Yoshida Mako, qui travaille à la brasserie Yoshida Sake Brewery, est la plus jeune tōji du Japon. (Image reproduite avec l'aimable autorisation de Yoshida Sake Brewery.)

Une nouvelle tendance dans le monde du saké

   Avec les progrès technologiques en matière de brassage et l'évolution du mode de vie des Japonais, la consommation de saké a beaucoup changé au cours des cinquante dernières années. Dans les années 1960 de l'après-guerre, alors que l'on produisait du saké générique en masse, l'émergence de variétés locales avec leurs propres caractéristiques a entraîné un véritable essor du saké régional. Au milieu des années 1980, une variété de saké appelée ginjō-shu, produite avec du riz dont les grains étaient polis à pas moins de 40 % avant le brassage, a commencé à séduire de plus en plus de monde grâce à son arôme riche et à sa saveur fruitée. À la fin des années 1990, c'est au tour du saké pétillant d'être inventé. En 2019, le premier saké certifié vegan a été mis au point et est désormais brassé pour une multitude d'occasions et de consommateurs.

   L'industrie du saké a également commencé à se concentrer sur des goûts plus acides pour s'adapter au marché étranger. Le saké produit à base de riz présente une douceur et une saveur umami prononcées. Cependant, en réponse à une demande de saké à la saveur plus proche de celle du vin pour mieux se marier avec la cuisine étrangère, les brasseurs ont commencé à produire des variétés de saké avec une acidité plus marquée. En outre, à la différence du vin, les ingrédients de base du saké étaient traditionnellement achetés auprès d'agriculteurs.
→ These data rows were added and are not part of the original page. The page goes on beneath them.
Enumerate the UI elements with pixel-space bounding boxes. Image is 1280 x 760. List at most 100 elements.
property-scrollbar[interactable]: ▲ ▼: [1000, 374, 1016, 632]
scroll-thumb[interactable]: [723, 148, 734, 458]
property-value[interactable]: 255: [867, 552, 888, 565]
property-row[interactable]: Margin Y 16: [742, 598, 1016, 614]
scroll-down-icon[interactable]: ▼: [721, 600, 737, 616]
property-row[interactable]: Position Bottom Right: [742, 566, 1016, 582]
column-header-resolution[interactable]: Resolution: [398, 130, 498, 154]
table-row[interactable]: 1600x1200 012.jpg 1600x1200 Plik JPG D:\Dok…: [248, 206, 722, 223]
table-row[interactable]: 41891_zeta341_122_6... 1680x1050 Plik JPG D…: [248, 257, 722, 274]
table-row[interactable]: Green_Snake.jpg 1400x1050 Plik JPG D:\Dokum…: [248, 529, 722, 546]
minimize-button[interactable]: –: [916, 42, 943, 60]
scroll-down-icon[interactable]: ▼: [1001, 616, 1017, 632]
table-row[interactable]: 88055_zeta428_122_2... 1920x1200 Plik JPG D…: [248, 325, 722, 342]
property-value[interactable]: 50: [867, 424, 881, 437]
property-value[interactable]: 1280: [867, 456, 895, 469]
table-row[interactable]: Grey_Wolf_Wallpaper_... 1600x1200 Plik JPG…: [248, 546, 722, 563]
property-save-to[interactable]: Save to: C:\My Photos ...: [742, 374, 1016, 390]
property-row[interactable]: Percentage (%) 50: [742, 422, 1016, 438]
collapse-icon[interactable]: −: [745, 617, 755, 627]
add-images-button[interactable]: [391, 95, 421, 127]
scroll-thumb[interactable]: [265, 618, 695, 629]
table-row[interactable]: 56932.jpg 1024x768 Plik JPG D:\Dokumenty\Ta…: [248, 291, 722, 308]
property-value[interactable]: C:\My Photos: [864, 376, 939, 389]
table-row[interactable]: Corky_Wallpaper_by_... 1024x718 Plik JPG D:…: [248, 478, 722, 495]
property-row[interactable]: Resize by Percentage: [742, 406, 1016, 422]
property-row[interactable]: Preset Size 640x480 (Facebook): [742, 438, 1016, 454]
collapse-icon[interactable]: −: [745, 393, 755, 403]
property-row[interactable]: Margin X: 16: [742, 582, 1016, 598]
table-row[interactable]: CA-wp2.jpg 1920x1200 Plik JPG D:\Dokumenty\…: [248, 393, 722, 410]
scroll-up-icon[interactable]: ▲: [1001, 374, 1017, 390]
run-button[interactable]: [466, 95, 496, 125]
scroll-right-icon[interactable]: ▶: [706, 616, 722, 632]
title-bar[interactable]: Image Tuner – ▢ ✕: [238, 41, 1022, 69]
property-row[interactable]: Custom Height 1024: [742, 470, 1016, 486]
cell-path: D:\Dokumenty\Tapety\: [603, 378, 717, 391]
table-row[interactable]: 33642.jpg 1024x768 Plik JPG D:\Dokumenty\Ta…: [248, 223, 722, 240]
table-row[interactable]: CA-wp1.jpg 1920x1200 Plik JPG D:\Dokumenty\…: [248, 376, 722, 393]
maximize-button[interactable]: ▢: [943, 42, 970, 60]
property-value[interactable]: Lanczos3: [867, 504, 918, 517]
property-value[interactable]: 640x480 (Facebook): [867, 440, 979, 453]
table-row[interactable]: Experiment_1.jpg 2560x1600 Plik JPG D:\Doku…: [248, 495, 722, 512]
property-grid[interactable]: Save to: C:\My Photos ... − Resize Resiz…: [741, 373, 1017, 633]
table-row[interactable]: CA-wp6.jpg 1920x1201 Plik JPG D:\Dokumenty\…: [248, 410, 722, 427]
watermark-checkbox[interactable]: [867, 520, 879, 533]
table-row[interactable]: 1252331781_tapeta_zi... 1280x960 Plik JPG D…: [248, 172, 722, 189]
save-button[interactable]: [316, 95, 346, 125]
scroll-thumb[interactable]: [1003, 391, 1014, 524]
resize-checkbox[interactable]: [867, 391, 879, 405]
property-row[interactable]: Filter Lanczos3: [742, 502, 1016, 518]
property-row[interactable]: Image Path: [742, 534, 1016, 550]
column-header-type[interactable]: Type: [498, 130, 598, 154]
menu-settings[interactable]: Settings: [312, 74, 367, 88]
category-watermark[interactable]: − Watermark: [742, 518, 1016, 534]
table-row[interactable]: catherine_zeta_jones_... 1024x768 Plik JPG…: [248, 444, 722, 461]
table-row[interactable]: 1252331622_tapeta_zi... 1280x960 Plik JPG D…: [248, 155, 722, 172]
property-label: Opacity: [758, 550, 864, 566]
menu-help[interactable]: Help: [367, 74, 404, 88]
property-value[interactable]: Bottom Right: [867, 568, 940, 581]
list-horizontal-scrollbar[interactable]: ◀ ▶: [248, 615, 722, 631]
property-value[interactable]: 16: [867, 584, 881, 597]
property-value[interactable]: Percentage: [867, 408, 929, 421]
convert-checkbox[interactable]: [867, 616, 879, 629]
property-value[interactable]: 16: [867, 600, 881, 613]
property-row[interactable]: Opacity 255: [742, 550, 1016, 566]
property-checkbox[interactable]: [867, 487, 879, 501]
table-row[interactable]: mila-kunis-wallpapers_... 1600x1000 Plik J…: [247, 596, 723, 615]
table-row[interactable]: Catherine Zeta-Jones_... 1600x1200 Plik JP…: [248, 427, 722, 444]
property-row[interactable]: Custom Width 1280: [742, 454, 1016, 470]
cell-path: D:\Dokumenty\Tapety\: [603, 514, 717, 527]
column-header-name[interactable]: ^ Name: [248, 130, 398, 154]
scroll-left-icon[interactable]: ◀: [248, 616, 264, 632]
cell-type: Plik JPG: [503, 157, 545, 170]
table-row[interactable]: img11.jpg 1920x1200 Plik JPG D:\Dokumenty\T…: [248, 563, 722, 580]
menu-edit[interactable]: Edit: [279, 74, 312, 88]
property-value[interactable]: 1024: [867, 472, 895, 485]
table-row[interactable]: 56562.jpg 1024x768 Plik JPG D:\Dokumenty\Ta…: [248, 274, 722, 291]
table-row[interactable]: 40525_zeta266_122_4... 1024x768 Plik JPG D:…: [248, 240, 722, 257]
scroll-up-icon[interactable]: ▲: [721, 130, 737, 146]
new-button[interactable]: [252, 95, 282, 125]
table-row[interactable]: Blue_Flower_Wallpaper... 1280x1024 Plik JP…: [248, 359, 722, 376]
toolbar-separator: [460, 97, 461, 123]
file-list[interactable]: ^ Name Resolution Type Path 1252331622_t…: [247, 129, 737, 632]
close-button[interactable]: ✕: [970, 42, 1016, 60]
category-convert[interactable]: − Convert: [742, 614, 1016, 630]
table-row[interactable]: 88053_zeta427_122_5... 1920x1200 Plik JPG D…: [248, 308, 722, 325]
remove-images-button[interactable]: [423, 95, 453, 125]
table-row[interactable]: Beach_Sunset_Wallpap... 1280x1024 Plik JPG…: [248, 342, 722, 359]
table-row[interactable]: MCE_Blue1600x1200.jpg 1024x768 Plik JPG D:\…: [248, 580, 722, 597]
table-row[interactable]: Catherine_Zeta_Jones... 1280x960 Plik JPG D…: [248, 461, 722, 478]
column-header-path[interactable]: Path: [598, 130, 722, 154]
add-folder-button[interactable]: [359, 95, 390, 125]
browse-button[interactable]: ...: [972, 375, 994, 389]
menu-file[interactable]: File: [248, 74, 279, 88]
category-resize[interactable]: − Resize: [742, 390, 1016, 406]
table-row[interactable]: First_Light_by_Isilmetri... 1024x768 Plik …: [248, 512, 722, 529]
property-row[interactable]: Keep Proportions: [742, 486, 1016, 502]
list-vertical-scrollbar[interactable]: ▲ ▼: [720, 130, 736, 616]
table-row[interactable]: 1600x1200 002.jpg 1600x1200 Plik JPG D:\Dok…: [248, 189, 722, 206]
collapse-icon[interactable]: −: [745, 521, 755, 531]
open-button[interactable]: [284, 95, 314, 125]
Cependant, depuis ces dernières années, certaines brasseries ont commencé à cultiver leur propre riz à saké pour profiter des caractéristiques conférées par l'environnement local, attirant l'attention de chefs et de sommeliers du monde entier.

De nombreux endroits sont consacrés à la culture du riz à saké. De plus en plus de brasseries commencent à cultiver leur propre riz afin d'exprimer les saveurs uniques de leur brasserie et de leur région à travers le goût de leur saké.
(Image reproduite avec l'aimable autorisation de Banjo Jozo Co., Ltd.)

Le chef français mondialement connu Yannick Alléno s'intéresse de près au saké et a visité la rizière d'une brasserie qui produit son propre riz.
(Image reproduite avec l'aimable autorisation de Banjo Jozo Co., Ltd.)

Du saké produit à partir d'un processus de fermentation secondaire à l'intérieur de la bouteille, semblable à celui du champagne, est également servi dans les restaurants de Tokyo et de Kyoto.
(Image reproduite avec l'aimable autorisation de Yamanashi Meijo Co., Ltd.)

Le shichiken, un saké pétillant produit par une brasserie de la préfecture de Yamanashi, développé en collaboration avec le chef mondialement connu Alain Ducasse. (Image reproduite avec l'aimable autorisation de Yamanashi Meijo Co., Ltd.)

   La tradition ancestrale du brassage du saké au Japon continue d'évoluer et de s'adapter au fil des époques, notamment avec la production de nouvelles variétés pour le marché étranger grâce aux progrès technologiques, ainsi que l'émergence de brasseries qui soignent la qualité de leur riz pour offrir une saveur unique.